Борис Спицын, несмотря на запрещение, рискнул попроситься у командира на вечер в Москву.
— Это не отразится на моей летной подготовке, честное слово, не отразится, а потом, вы знаете, что меня туда тянет, — почти умолял он.
Ефимков поддержал старшего лейтенанта.
— Отпустите, командир. Пора устраивать парню семейную жизнь. Сколько же еще он должен ходить вокруг своей Наташи!
И Спицын поехал. Возвратился в гостиницу он после полуночи и, стараясь никого не будить, стал раздеваться. Окна небольшой комнаты, где жил он вместе с Карповым и Пальчиковым, были раскрыты настежь. Где-то далеко играла гармонь и молодой голос напевал грустную песню о рябине. Спицын раздевался, не зажигая света. А без шума все-таки не обошлось: скрипнул стул, когда Борис бросил на него тужурку. И скрипа этого оказалось достаточно, чтобы Пальчиков привстал с постели. Спицыну показалось, что даже и в темноте он видит его насмешливые глаза.
— Что, повидал?
— Повидал, — помолчав, ответил Борис.
— И как?
Спицын вдруг рассмеялся.
— Ты, Николай, словно шаман, — заговорил он глухим шепотом, — все наперед видишь. Не соврали твои карты. Пришел к ней в восемь вечера и застал у нее в комнате… думаешь, кого? Бубнового короля!
— Степкина? — радостно воскликнул Пальчиков. — Я же говорил. А как Наташка реагировала?
— Бросилась на шею, целовать стала, — счастливо засмеялся Спицын, — и на ухо успела шепнуть: «Не обращай внимания на гостя, это такой скучный субъект». Ее ведь не поймешь, хохотушку, когда — смеется, когда — говорит правду. Она с ним на «вы».
— Тогда у тебя все в порядке, — знающим тоном произнес Пальчиков и сел в постели, свесив на пол ноги. — А что потом?
— Битый час сидел этот баритон и через каждые две минуты поправлял поэтическую прическу. А потом все-таки понял, что он третий лишний.
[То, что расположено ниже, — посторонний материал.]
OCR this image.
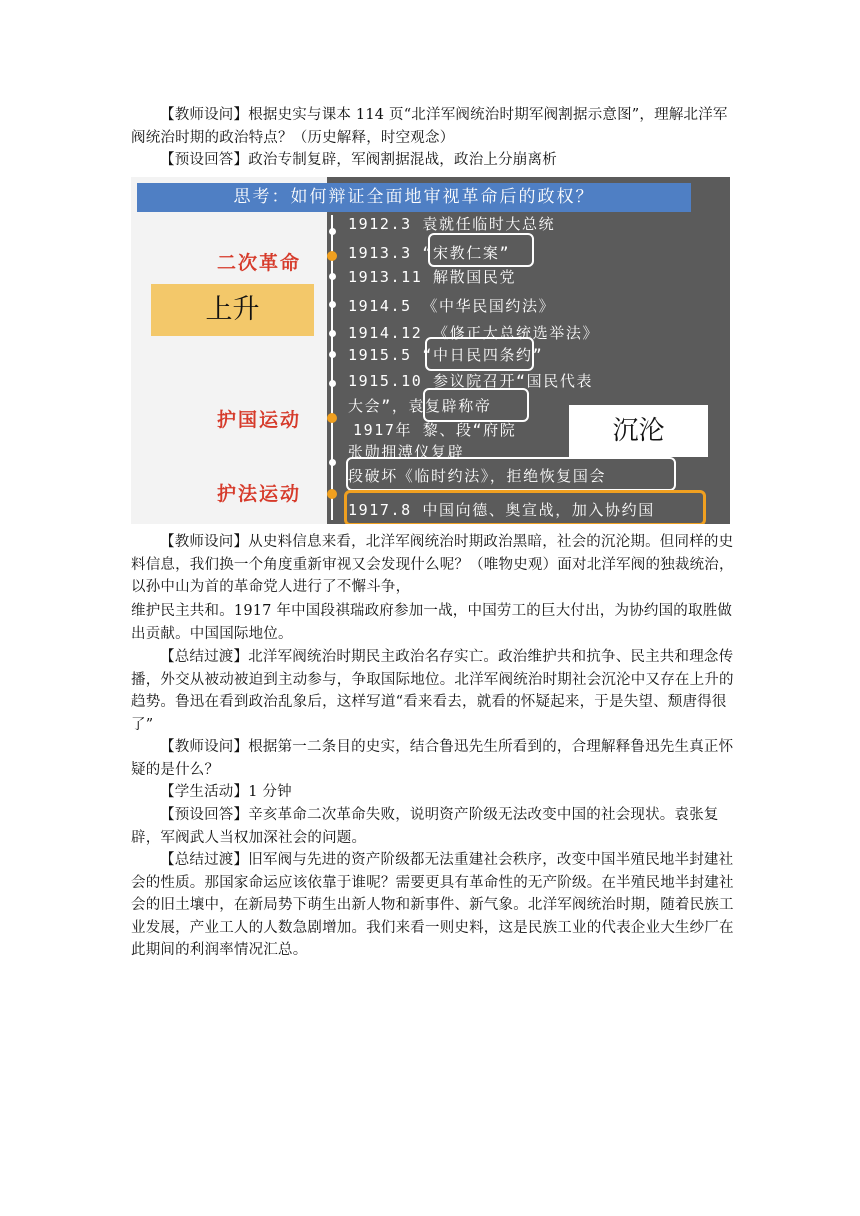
【教师设问】根据史实与课本 114 页“北洋军阀统治时期军阀割据示意图”，理解北洋军阀统治时期的政治特点？（历史解释，时空观念）
【预设回答】政治专制复辟，军阀割据混战，政治上分崩离析
思考：如何辩证全面地审视革命后的政权？
二次革命
护国运动
护法运动
上升
1912.3 袁就任临时大总统
1913.3 “宋教仁案”
1913.11 解散国民党
1914.5 《中华民国约法》
1914.12 《修正大总统选举法》
1915.5 “中日民四条约”
1915.10 参议院召开“国民代表
大会”，袁复辟称帝
1917年 黎、段“府院
张勋拥溥仪复辟
段破坏《临时约法》，拒绝恢复国会
1917.8 中国向德、奥宣战，加入协约国
沉沦
【教师设问】从史料信息来看，北洋军阀统治时期政治黑暗，社会的沉沦期。但同样的史料信息，我们换一个角度重新审视又会发现什么呢？（唯物史观）面对北洋军阀的独裁统治，以孙中山为首的革命党人进行了不懈斗争，
维护民主共和。1917 年中国段祺瑞政府参加一战，中国劳工的巨大付出，为协约国的取胜做出贡献。中国国际地位。
【总结过渡】北洋军阀统治时期民主政治名存实亡。政治维护共和抗争、民主共和理念传播，外交从被动被迫到主动参与，争取国际地位。北洋军阀统治时期社会沉沦中又存在上升的趋势。鲁迅在看到政治乱象后，这样写道“看来看去，就看的怀疑起来，于是失望、颓唐得很了”
【教师设问】根据第一二条目的史实，结合鲁迅先生所看到的，合理解释鲁迅先生真正怀疑的是什么？
【学生活动】1 分钟
【预设回答】辛亥革命二次革命失败，说明资产阶级无法改变中国的社会现状。袁张复辟，军阀武人当权加深社会的问题。
【总结过渡】旧军阀与先进的资产阶级都无法重建社会秩序，改变中国半殖民地半封建社会的性质。那国家命运应该依靠于谁呢？需要更具有革命性的无产阶级。在半殖民地半封建社会的旧土壤中，在新局势下萌生出新人物和新事件、新气象。北洋军阀统治时期，随着民族工业发展，产业工人的人数急剧增加。我们来看一则史料，这是民族工业的代表企业大生纱厂在此期间的利润率情况汇总。
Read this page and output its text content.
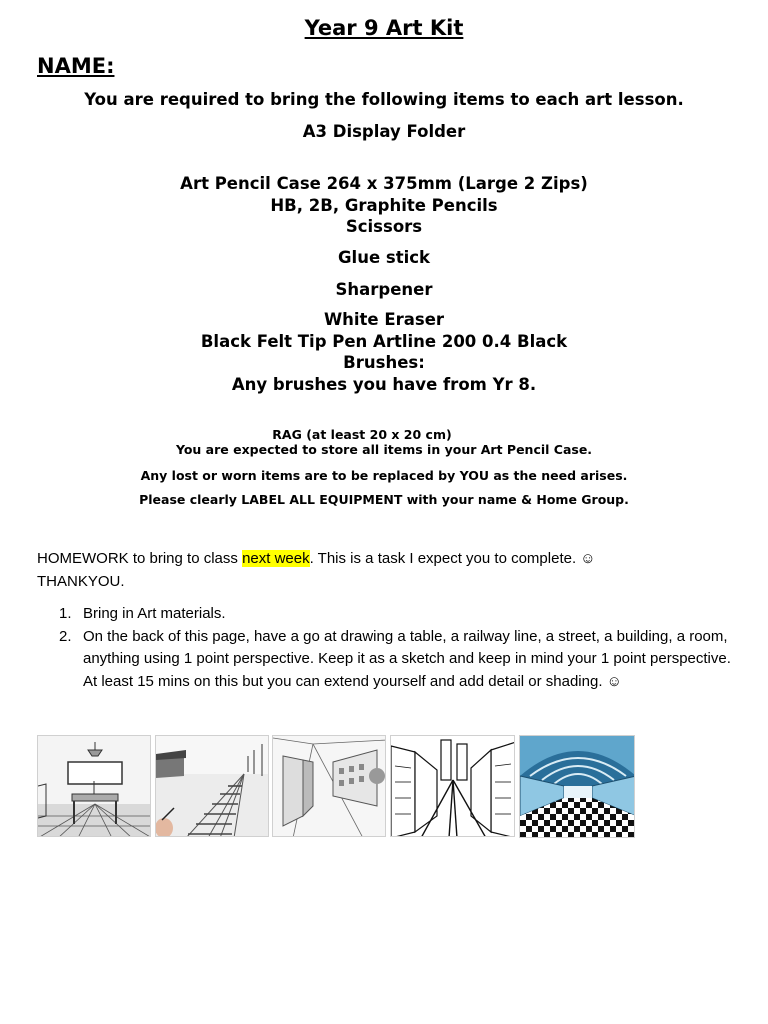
Year 9 Art Kit
NAME:
You are required to bring the following items to each art lesson.
A3 Display Folder
Art Pencil Case 264 x 375mm (Large 2 Zips)
HB, 2B, Graphite Pencils
Scissors
Glue stick
Sharpener
White Eraser
Black Felt Tip Pen Artline 200 0.4 Black
Brushes:
Any brushes you have from Yr 8.
RAG (at least 20 x 20 cm)
You are expected to store all items in your Art Pencil Case.
Any lost or worn items are to be replaced by YOU as the need arises.
Please clearly LABEL ALL EQUIPMENT with your name & Home Group.
HOMEWORK to bring to class next week. This is a task I expect you to complete. ☺
THANKYOU.
1. Bring in Art materials.
2. On the back of this page, have a go at drawing a table, a railway line, a street, a building, a room, anything using 1 point perspective. Keep it as a sketch and keep in mind your 1 point perspective. At least 15 mins on this but you can extend yourself and add detail or shading. ☺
— Идол он! — закричал Пальчиков. — Да я бы за такую невоспитанность шасси ему перебил, на которых он по божьему свету ходит.
— Зачем, Николай? Он и так добровольно сдал бубновые позиции. Наташа потом смеялась от души. Мы с ней обо всем договорились. В сентябре свадьба, дружище, — понизив голос, закончил Спицын.
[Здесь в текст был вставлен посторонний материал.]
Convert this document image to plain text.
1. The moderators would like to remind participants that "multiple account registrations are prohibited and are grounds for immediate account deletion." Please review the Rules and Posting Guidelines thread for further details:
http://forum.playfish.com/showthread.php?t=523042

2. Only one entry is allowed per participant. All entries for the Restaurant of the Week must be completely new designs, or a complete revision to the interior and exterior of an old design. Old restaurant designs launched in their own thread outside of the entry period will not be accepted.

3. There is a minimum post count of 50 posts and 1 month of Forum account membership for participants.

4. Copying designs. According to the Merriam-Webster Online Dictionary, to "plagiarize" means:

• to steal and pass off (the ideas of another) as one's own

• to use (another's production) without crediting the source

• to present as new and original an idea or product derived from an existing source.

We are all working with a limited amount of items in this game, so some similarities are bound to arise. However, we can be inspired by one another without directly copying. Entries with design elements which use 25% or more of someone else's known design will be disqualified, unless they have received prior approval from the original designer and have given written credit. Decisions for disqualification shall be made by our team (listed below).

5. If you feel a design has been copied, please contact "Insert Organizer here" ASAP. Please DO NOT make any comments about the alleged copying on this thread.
Пальчиков весело стал его тормошить.
— Бориска, бери меня на свадьбу шафером… или как там на свадьбе эта должность при капитализме именовалась…
— Возьму, Николай, обязательно, — смеясь, заверил Борис.
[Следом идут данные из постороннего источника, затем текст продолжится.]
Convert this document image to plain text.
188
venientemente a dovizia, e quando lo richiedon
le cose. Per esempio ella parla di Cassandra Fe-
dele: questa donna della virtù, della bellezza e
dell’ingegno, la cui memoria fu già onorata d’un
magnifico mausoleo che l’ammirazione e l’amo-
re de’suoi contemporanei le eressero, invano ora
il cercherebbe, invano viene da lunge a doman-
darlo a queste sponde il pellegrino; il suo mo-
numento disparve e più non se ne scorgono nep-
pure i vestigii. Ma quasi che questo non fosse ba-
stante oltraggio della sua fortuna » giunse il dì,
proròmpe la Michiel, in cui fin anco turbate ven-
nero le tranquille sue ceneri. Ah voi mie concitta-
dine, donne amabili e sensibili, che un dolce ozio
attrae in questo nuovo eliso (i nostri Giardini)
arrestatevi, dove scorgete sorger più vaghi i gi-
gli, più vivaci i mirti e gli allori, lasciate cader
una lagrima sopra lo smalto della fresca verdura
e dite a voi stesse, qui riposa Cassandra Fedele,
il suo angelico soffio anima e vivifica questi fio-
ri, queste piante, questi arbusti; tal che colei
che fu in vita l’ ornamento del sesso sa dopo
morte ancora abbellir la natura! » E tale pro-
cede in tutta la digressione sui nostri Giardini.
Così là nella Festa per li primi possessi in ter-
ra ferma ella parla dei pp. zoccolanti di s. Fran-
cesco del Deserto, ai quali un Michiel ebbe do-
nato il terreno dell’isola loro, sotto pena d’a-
И они хлопнули друг друга по рукам.
Плыла темная ночь над маленьким подмосковным городком, горели красные ориентиры на аэродроме, где-то сонно прогудела последняя электричка.
На другой день полк Мочалова должен был принимать участие в воздушном параде, и многие удивились тому, что старший лейтенант Спицын явился на аэродром с букетом нарциссов. О том, откуда взялся этот букет, знали только его владелец да Пальчиков, посвященный в тайну товарища, да, пожалуй, дежурная гарнизонной гостиницы, отпиравшая им дверь во втором часу ночи и подозрительно покосившаяся на спрятанную за спиной Пальчикова охапку цветов, еще мокрых от ночной росы.
— Он по консерватории решил этим букетом отбомбиться, дабы устранить соперника, — пояснил любопытным Пальчиков.
— А может, от Наташи получил? — предположил Арамашвили и погрозил пальцем: — Эй, старший лейтенант, не вздумайте от радости кабину цветами украшать. Реактивный истребитель не оранжерея.
Даже командиру части подполковнику Мочалову, очень занятому в этот день подготовкой к ответственному полету, успели шепнуть о таинственном букете, но он лишь развел руками.
— Оставьте, товарищи. Опять какой-нибудь лирический порыв.
Что касается виновника всех этих пересудов, самого Бориса Спицына, то в эту минуту он сидел на квадратной скамейке, сооруженной около одной из технических каптерок, и беседовал с Железкиным, держа в руках букет. Железкин накануне повредил себе руку и не мог участвовать в подготовке самолета к параду.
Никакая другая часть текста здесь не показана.